Science and math have never been my subjects, but I think it would go a long way if teachers informed students of the origins of the devices they use and concepts they explore—especially when those origins extend beyond the Western world.
The goal should be to infuse cultural sensitivity and inclusion into all aspects of the curriculum and broader school culture. This way every month is Black History Month, Asian History Month, Women’s History Month, Queer History Month, and so on. Our white students will be at a major disadvantage if they go on to college or into the workforce without the necessary cultural knowledge and sensitivity to engage cooperatively with their professors, peers, supervisors, colleagues, and clients—many of whom will come from backgrounds unfamiliar to them. No amount of clinging to crude stereotypes or the false notion of colorblindness will save them.

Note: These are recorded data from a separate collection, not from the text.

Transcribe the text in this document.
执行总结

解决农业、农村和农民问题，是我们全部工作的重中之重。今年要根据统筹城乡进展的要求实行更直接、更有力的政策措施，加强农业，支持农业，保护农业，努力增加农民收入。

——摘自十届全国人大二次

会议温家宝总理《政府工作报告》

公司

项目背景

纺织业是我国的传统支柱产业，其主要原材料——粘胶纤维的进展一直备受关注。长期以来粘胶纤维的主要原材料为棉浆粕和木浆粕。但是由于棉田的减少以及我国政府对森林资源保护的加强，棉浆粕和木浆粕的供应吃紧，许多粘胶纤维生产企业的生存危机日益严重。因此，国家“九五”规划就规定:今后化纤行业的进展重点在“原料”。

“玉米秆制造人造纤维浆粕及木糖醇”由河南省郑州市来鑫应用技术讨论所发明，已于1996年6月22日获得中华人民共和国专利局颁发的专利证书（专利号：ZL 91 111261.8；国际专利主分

For their part, students from marginalized communities must be given the respect of acknowledgement and appreciation. This can be achieved through full integration of their heritage into school curricula and culture. This, in turn, can be achieved by hiring a diverse staff, training teachers on how to foster effective cross-cultural dialogue, consulting outside experts, and creating outlets for students to guide their own learning and provide constructive critiques of the curriculum.
My hope is that one day schools across the country will promote coexistence as essential for achievement, along with reading, writing, and arithmetic. Peaceful integration should continue to be the ideal if we are to maintain this radical experiment in democratic pluralism known as the United States of America.